Выбрать главу

Тирада графа показалась адъютанту слишком уж затянутой и пафосной. Он даже испытал чувство некоторой неловкости, потемнел лицом и хотел было откланяться, оставив собеседника наедине с его имперскими мыслями. Тем более немногочисленные свидетели казни уже разошлись. Палач окликнул Талагани, потом подбежал к нему и, протянув какой-то предмет в замурзанной тряпке, что-то выкрикнул на пушту. Порученец развернул тряпку так, чтобы Смоллетт не мог разглядеть, что в ней находится. На грязно-сером фоне заблестел орден Хедмат. Ни слова не сказав своему визави, Талагани спрятал его в нижний левый карман френча, извинился и попросил разрешения удалиться.

— Вижу, я чем-то вас обидел, дорогой Барзак, — произнес Смоллетт нарочито извинительным тоном. — Не сердитесь, все мы нервничаем.

— Дело не в этом, — успокоил его адъютант. — Просто я должен лично сообщить своему повелителю о том, что Бача-и Сакао мертв. Надир-хан ждет моего персонального доклада.

— Не забудьте напомнить ему, что путь к власти, которая держится на британских штыках, для него наконец открыт. — Смоллетт не мог сдержать себя, чтобы не съязвить.

Как истинный колонизатор и потомок колонизаторов в седьмом колене, он относился к афганцам и азиатам вообще, с которыми провел бок о бок практически всю свою сознательную жизнь, с плохо скрываемой брезгливостью. Возможно, Талагани во всем сонме мелькавших перед ним неприязненных восточных физиономий, коих были тысячи, составлял приятное исключение.

— Честь имею кланяться, — хотел завершить этот разговор, проводимый явно не на равных, Талагани и уже сделал шаг вполразворота, чтобы уйти.

Но майор остановил его, взяв за руку.

— Я бы все-таки просил вас, уважаемый лейтенант, — Смоллетт впервые обратился к нему по воинскому званию, — прогуляться со мной по городу. Сегодня, как мне кажется, в нем стало немного безопаснее с учетом того дела, которое мы только что провернули. Я имею в виду устранение конкурента вашего повелителя. И не обижайтесь на меня за демонстрацию некоего имперского духа.
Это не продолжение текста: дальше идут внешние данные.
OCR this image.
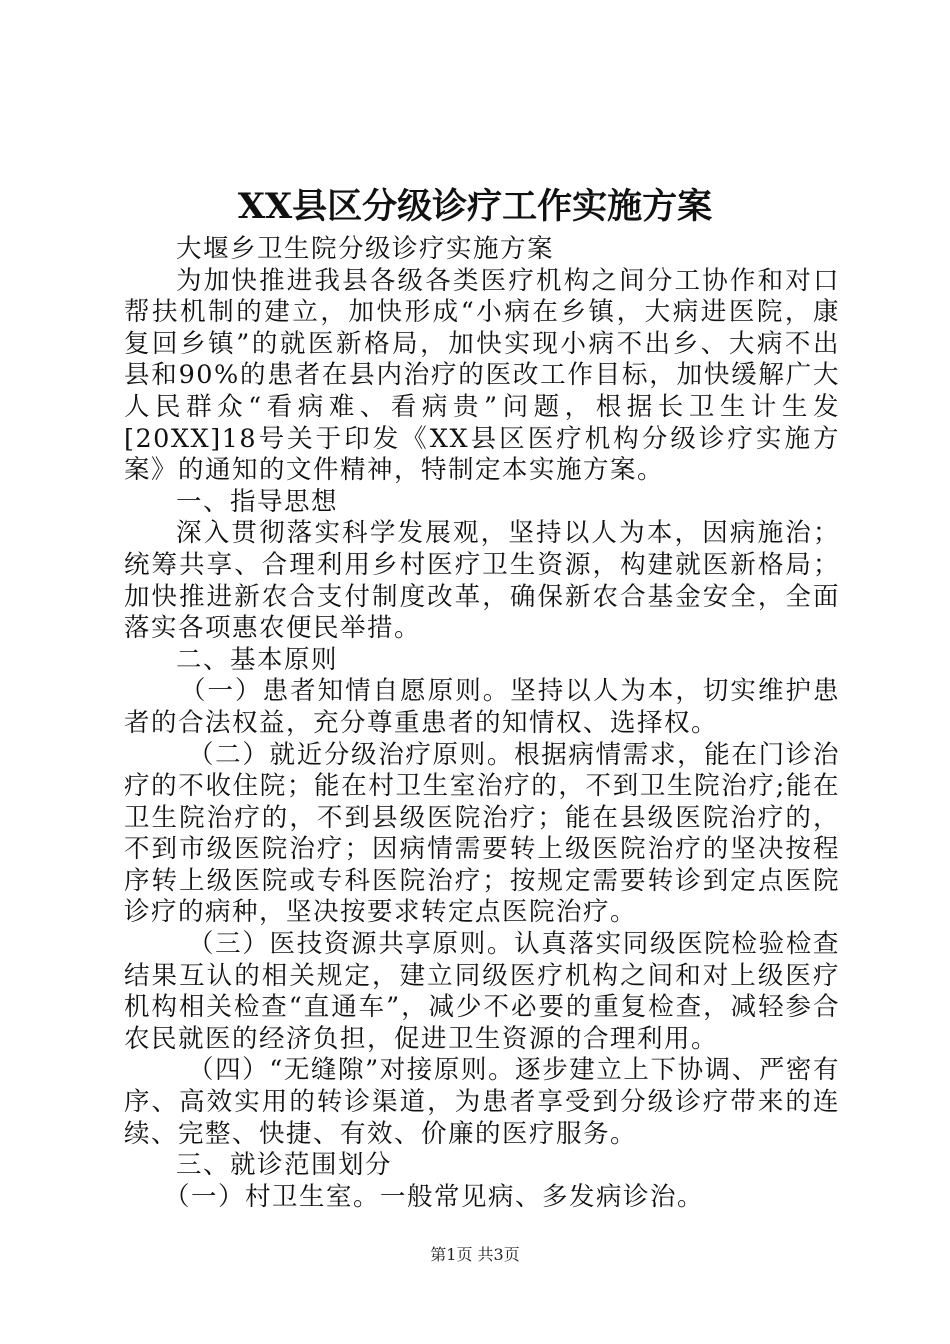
XX县区分级诊疗工作实施方案

大堰乡卫生院分级诊疗实施方案

为加快推进我县各级各类医疗机构之间分工协作和对口帮扶机制的建立，加快形成“小病在乡镇，大病进医院，康复回乡镇”的就医新格局，加快实现小病不出乡、大病不出县和90%的患者在县内治疗的医改工作目标，加快缓解广大人民群众“看病难、看病贵”问题，根据长卫生计生发[20XX]18号关于印发《XX县区医疗机构分级诊疗实施方案》的通知的文件精神，特制定本实施方案。

一、指导思想

深入贯彻落实科学发展观，坚持以人为本，因病施治；统筹共享、合理利用乡村医疗卫生资源，构建就医新格局；加快推进新农合支付制度改革，确保新农合基金安全，全面落实各项惠农便民举措。

二、基本原则

（一）患者知情自愿原则。坚持以人为本，切实维护患者的合法权益，充分尊重患者的知情权、选择权。

（二）就近分级治疗原则。根据病情需求，能在门诊治疗的不收住院；能在村卫生室治疗的，不到卫生院治疗;能在卫生院治疗的，不到县级医院治疗；能在县级医院治疗的，不到市级医院治疗；因病情需要转上级医院治疗的坚决按程序转上级医院或专科医院治疗；按规定需要转诊到定点医院诊疗的病种，坚决按要求转定点医院治疗。

（三）医技资源共享原则。认真落实同级医院检验检查结果互认的相关规定，建立同级医疗机构之间和对上级医疗机构相关检查“直通车”，减少不必要的重复检查，减轻参合农民就医的经济负担，促进卫生资源的合理利用。

（四）“无缝隙”对接原则。逐步建立上下协调、严密有序、高效实用的转诊渠道，为患者享受到分级诊疗带来的连续、完整、快捷、有效、价廉的医疗服务。

三、就诊范围划分

（一）村卫生室。一般常见病、多发病诊治。

第1页 共3页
Я изучал нравы и обычаи вашего народа и на основе многолетних наблюдений за поведением пуштунской элиты могу сказать, что сами вы — страшные шовинисты, которые на дух не переносят все остальные народы, живущие рядом с вами или поодаль, в том числе и британцев.

— Но мы, в отличие от вас, делаем это на своей земле и не считаем себя эпизодами в борьбе за утверждение идеи нашего национального превосходства. В конце концов, нас в здешних горах гораздо больше, чем всех остальных.

Адъютант в пылу своего пламенного ответа даже не заметил, что уже прогуливается под ручку со Смоллеттом по Майванду в направлении к торговым кварталам Кабула.

— Не волнуйтесь, лейтенант, — майор опять обратился к порученцу Надир-хана по званию. — Потом мы вместе навестим Его Падишахское Величество и сообщим ему, что его злейший враг подбросил свою полную темных замыслов голову под копыта резвому жеребцу. Думаю, присутствие вашего покорного слуги при докладе, а также мои объяснения полностью оправдают вас в его глазах.

Вскоре собеседники продолжили обсуждение казни Бача-и Сакао в кофейне на ремесленном рынке Кабула, где спрятались подальше от посторонних глаз работников британской миссии и офицеров Короны, которые после десятилетнего перерыва вновь наводнили улицы города, а также шпионов и соглядатаев Надир-хана. Англичане вновь были готовы вернуться сюда, чтобы полноценно контролировать не только границу с Советским Туркестаном, но и традиционный для них объект, Хайберский проход, и линию Мортимера Дюранда на всем ее протяжении.

— Так, значит, свержение Амануллы-хана и было главным интересом Британской Короны в Афганистане? — спросил Талагани после нескольких минут молчания, пока он и Смоллетт пили неважнецкий кофе, пытаясь распробовать его вкус.

— Это явно не кофейня на окраине Стамбула, — сказал специальный посланник, пытаясь увести разговор в сторону, — где за изготовление подобной гадости ее содержателю наверняка бы отрубили голову и правую руку.

— Вы были и в Стамбуле, мистер Смоллетт? — поинтересовался адъютант.

— А то вы, можно подумать, не знаете, уважаемый? Исмаил Энвер-паша, лидер младотурок во главе басмаческого движения в Бухаре и Хиве — мой проект. С каким трудом, признаюсь, мне удалось вывести этого кровожадного ублюдка из-под влияния большевиков восемь лет назад, одному мне известно.